TI: What's an example of that?

JY: Well, he knew all the songs that they sang at the geisha house. And most people, when they came to the United States, thought that he was a very serious minister. And one year they had a group of men go to Japan, and my father joined them, and on the way over, they felt, "Gosh, here's a bonsan with us, and all of our fun that we intended to have in Japan is going to have a blanket on it." But when my dad went to Japan, he could join in the songs and all the partying that they had, that they wanted to recreate in returning to Japan. So they were very happy after that, and from that trip, he made many nice friendships.

TI: Oh, so it was interesting. So going back to his childhood, he was very much different than the perception he was in the United States as a minister. So that just gave sort of a picture of what his childhood may have been like in terms of being more boisterous and things like that. But also, birth order, he was the youngest. And in the United States, oftentimes if you're the youngest in a large family, sometimes you get a little spoiled. Was he sort of the spoiled child of the family?

JY: That's the impression we obtained, yes.

TI: Now in terms of schooling, how well did he do in school?

JY: Well, I don't know just what was expected at that period, but when he finished high school, he became a teacher, and was teaching just before he came to the United States. We have some very interesting pictures of his little group of students.

TI: During this period, Japan was, from a military standpoint, very busy fighting, I believe, at that time, the Russo War. For your father, he was probably about draft age about that time. Was he involved in the Japanese military?

JY: Of course, they were very involved, all the young people, because there was prevailing feeling that the Western powers was imposing on Japan, and there was considerable concern in the country about what would happen to the other countries in Asia might happen to Japan. And so the young people, it seemed, there was quite a unified type of feeling that the young people would have to serve in the armed forces to preserve Japan.

TI: And is that how your dad felt about that, too?

JY: I believe so.

TI: And so what was his involvement in terms of the Japanese military?

JY: Well, he applied to the, both to the naval and the army academies, but was rejected because of, he didn't meet the physical requirements.

TI: So his intent was, he was very much proud of being Japanese and wanted to be part of the Japanese military in terms of, in some ways -- apologize for my words -- but sort of kick out the other occupying or imperial forces like the British, people like that, from Asia?

JY: I think that was the impression I obtained, that they didn't want Japan to undergo that type of experience.

TI: So he was rejected by the navy and the army in terms of their training, officer training. So what did he do next?

JY: Well, I think the family counseled with my, his uncle, decided that the next step was to go to the United States and obtain his education there. And since there were physicians in the family, they thought he might do well as a doctor.

TI: And they felt that going to the United States to get a medical training was a good move for your father?

JY: Well, at least to make an attempt.

TI: But during this period also, wasn't there a death in the family?

JY: Yes, that one of his older brothers died, and it was a brother to whom he was very close.
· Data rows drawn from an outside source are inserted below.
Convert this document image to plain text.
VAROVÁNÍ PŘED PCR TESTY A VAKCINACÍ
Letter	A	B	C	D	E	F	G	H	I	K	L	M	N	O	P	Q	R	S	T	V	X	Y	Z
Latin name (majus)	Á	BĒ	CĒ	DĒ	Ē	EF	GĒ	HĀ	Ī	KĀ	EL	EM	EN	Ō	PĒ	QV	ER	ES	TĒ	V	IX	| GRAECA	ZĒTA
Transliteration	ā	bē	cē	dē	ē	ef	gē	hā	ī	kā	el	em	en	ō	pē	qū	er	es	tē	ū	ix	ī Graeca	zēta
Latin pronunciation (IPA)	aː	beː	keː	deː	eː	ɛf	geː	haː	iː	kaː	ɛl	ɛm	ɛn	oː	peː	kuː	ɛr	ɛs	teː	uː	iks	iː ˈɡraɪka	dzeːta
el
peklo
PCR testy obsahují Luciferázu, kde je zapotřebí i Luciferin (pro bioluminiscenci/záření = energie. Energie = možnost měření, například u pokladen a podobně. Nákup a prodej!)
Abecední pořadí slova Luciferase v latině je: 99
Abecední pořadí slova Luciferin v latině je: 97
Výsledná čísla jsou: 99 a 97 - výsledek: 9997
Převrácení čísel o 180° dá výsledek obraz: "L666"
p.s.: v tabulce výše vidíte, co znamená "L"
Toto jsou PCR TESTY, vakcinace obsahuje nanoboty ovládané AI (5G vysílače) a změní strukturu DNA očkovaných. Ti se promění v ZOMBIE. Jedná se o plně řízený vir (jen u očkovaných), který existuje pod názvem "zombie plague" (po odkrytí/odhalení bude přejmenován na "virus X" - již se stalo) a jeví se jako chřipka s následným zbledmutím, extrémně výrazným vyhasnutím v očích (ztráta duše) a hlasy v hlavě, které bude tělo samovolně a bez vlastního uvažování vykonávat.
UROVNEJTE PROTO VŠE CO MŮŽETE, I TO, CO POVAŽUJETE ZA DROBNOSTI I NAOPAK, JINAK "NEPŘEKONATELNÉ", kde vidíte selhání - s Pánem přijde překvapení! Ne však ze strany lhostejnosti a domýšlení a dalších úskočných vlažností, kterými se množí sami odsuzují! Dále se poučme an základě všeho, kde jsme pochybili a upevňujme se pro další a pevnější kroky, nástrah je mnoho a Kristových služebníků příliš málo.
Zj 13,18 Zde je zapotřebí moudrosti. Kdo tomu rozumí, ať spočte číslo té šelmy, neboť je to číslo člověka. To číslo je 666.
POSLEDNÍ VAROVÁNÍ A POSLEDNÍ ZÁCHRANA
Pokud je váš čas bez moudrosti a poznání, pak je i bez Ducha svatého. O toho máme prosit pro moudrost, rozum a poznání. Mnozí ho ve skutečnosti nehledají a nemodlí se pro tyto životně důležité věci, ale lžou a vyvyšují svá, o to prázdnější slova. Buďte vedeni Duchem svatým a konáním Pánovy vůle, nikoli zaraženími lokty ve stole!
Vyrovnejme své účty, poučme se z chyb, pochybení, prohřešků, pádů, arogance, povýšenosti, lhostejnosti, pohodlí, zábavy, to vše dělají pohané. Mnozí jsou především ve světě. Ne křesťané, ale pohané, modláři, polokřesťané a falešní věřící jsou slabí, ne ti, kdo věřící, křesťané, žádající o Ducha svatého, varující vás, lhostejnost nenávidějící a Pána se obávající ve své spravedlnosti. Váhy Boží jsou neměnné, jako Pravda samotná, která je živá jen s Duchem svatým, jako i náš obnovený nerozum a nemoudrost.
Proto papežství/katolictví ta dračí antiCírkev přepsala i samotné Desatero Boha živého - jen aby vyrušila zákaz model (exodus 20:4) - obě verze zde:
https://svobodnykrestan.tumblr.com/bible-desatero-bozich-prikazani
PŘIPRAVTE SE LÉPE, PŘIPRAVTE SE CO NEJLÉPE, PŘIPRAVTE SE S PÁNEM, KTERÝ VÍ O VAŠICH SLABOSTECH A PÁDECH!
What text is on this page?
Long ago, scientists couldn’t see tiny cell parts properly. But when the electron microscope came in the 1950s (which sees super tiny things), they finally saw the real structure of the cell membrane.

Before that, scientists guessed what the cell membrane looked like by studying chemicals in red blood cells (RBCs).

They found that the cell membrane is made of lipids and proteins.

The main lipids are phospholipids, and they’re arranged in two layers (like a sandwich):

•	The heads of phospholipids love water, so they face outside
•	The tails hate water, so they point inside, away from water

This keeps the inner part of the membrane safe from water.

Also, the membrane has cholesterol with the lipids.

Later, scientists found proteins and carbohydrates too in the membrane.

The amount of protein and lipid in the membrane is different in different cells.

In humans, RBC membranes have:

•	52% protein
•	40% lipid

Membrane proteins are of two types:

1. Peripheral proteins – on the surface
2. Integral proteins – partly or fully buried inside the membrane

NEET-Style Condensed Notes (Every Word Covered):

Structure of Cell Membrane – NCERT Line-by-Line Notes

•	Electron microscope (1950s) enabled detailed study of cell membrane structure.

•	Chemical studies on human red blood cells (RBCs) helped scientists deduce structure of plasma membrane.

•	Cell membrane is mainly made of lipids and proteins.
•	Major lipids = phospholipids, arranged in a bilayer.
He died after a sport accident, and he was quite troubled and vexed about life and its meaning, and he approached the Buddhist priest about it and then found no adequate explanations for what he was seeking. But he obtained this at the, from the ministers at the Anglican church that was established in the community.

TI: So the family was Buddhist, and so initially he went to the Buddhist minister to try to get some understanding of this tragedy, didn't find it, so went to the Anglican.

JY: Yes.

TI: And there you say he got counseling or information to help him heal.

JY: He found an explanation to life that he hadn't obtained from the Buddhist priest.

TI: Do you know what that learning or what that might have been in terms of how to cope with a tragedy like that?

JY: Not exactly. All I know is that eventually, apparently, it led him to the ministry.